Après avoir délibéré, hors la présence du rapporteur et du procureur financier ;
Fait et jugé par Mme Brigitte Beaucourt, présidente de section, présidente de séance,
Mme Annick Nenquin, première conseillère, M. Olivier Cuny, premier conseiller,
MM. Sylvain Maréchal et Nicolas Francillon, conseillers ;
En présence de Mme Isabelle Martin-Vallet, greffière de séance.
La greffière de séance
Isabelle Martin-Vallet
La présidente de séance,
présidente de section
Brigitte Beaucourt
En conséquence, la République mande et ordonne à tous huissiers de justice, sur ce requis, de
mettre ledit jugement à exécution, aux procureurs généraux et aux procureurs de la République
près les tribunaux de grande instance d’y tenir la main, à tous commandants et officiers de la
force publique de prêter main-forte lorsqu’ils en seront légalement requis.

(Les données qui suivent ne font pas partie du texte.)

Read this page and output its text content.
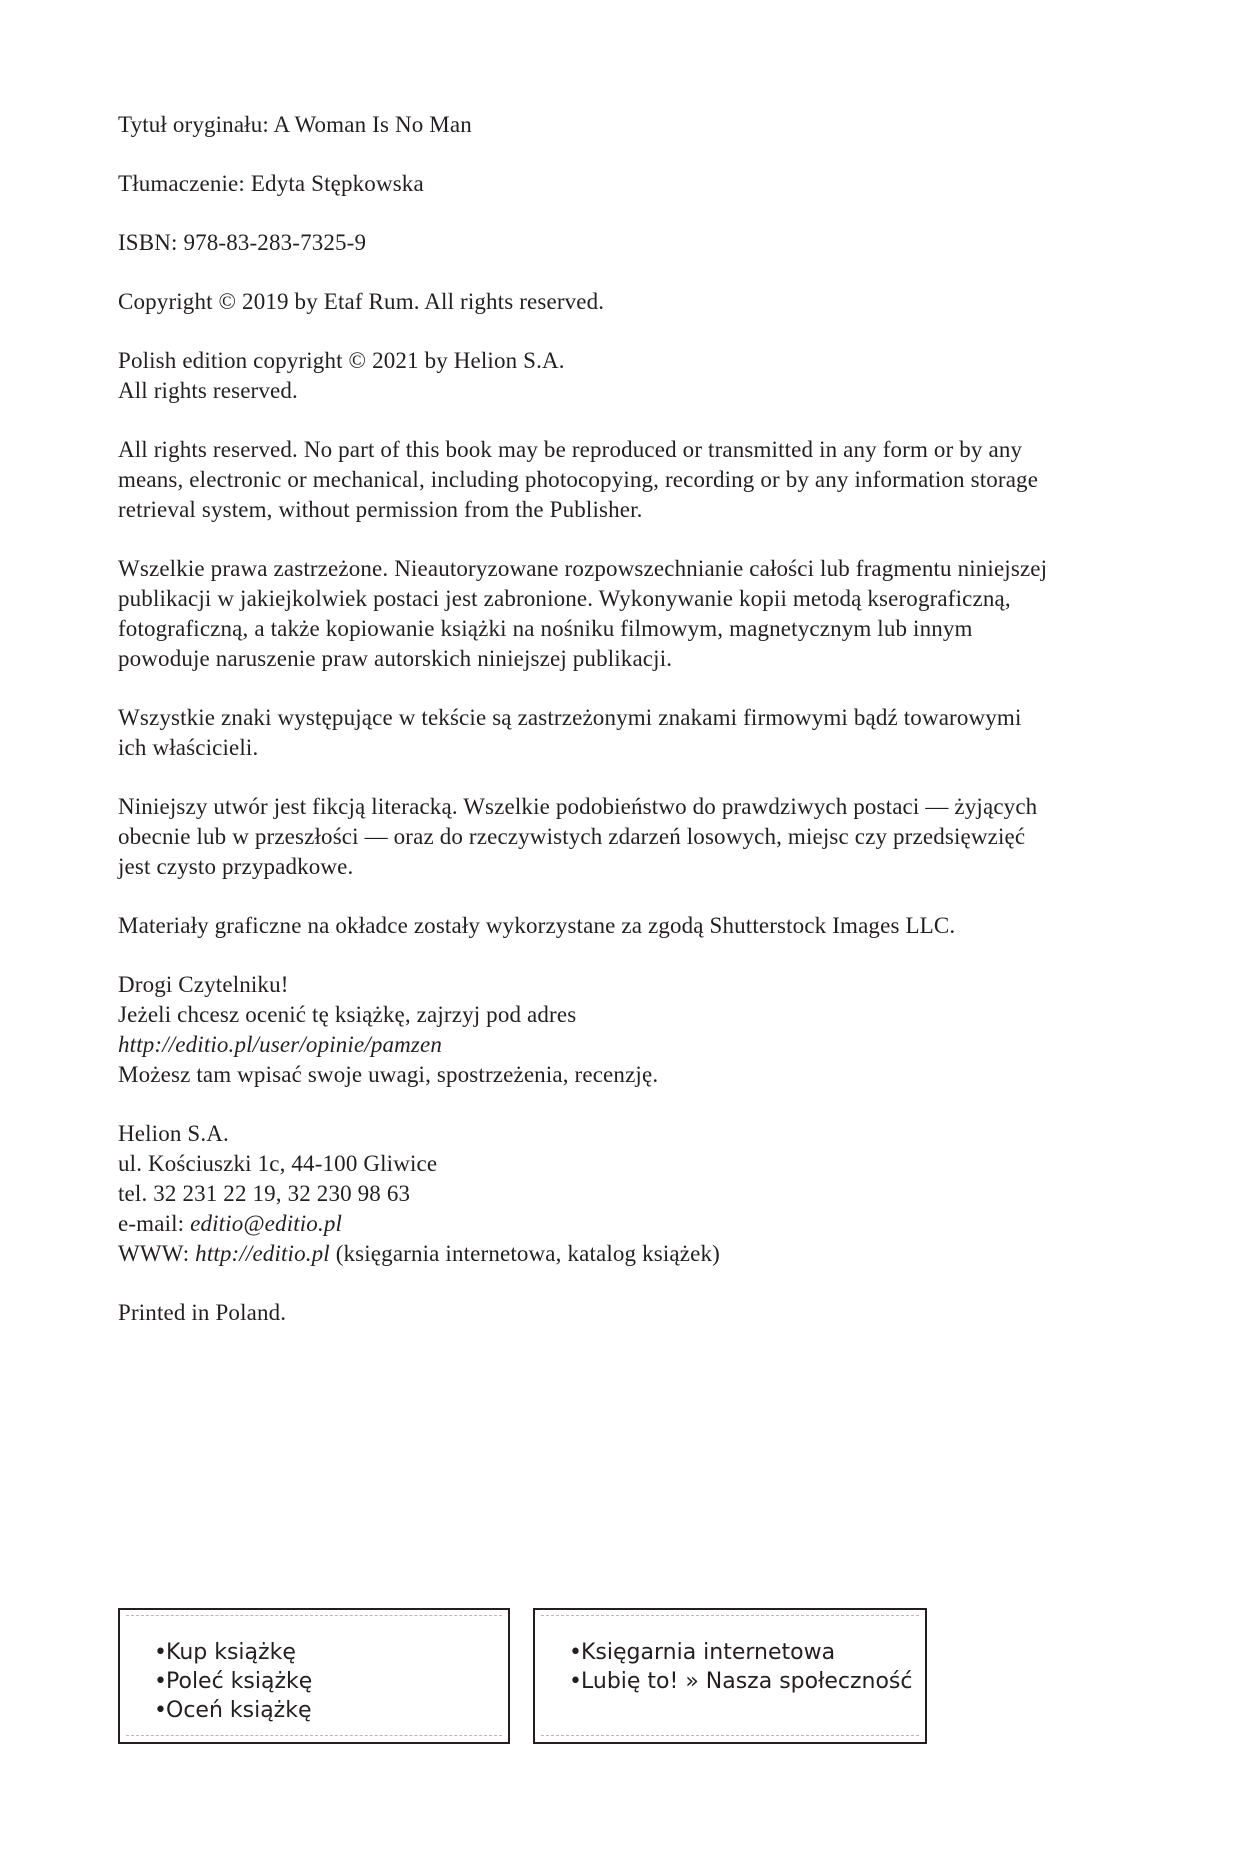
Tytuł oryginału: A Woman Is No Man

Tłumaczenie: Edyta Stępkowska

ISBN: 978-83-283-7325-9

Copyright © 2019 by Etaf Rum. All rights reserved.

Polish edition copyright © 2021 by Helion S.A.
All rights reserved.

All rights reserved. No part of this book may be reproduced or transmitted in any form or by any
means, electronic or mechanical, including photocopying, recording or by any information storage
retrieval system, without permission from the Publisher.

Wszelkie prawa zastrzeżone. Nieautoryzowane rozpowszechnianie całości lub fragmentu niniejszej
publikacji w jakiejkolwiek postaci jest zabronione. Wykonywanie kopii metodą kserograficzną,
fotograficzną, a także kopiowanie książki na nośniku filmowym, magnetycznym lub innym
powoduje naruszenie praw autorskich niniejszej publikacji.

Wszystkie znaki występujące w tekście są zastrzeżonymi znakami firmowymi bądź towarowymi
ich właścicieli.

Niniejszy utwór jest fikcją literacką. Wszelkie podobieństwo do prawdziwych postaci — żyjących
obecnie lub w przeszłości — oraz do rzeczywistych zdarzeń losowych, miejsc czy przedsięwzięć
jest czysto przypadkowe.

Materiały graficzne na okładce zostały wykorzystane za zgodą Shutterstock Images LLC.

Drogi Czytelniku!
Jeżeli chcesz ocenić tę książkę, zajrzyj pod adres
http://editio.pl/user/opinie/pamzen
Możesz tam wpisać swoje uwagi, spostrzeżenia, recenzję.

Helion S.A.
ul. Kościuszki 1c, 44-100 Gliwice
tel. 32 231 22 19, 32 230 98 63
e-mail: editio@editio.pl
WWW: http://editio.pl (księgarnia internetowa, katalog książek)

Printed in Poland.

•Kup książkę
•Poleć książkę
•Oceń książkę
•Księgarnia internetowa
•Lubię to! » Nasza społeczność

Voies et délais de recours :
En application des articles R. 242-19 à R. 242-21 du code des juridictions financières, les jugements prononcés par la
chambre régionale des comptes peuvent être frappés d’appel devant la Cour des comptes dans le délai de deux mois à
compter de la notification, et ce selon les modalités prévues aux articles R. 242-22 à R. 242-24 du même code. Ce délai
est prolongé de deux mois pour les personnes domiciliées à l’étranger. La révision d’un jugement peut être demandée
après expiration des délais, et ce dans les conditions prévues à l’article R. 242-29 du même code.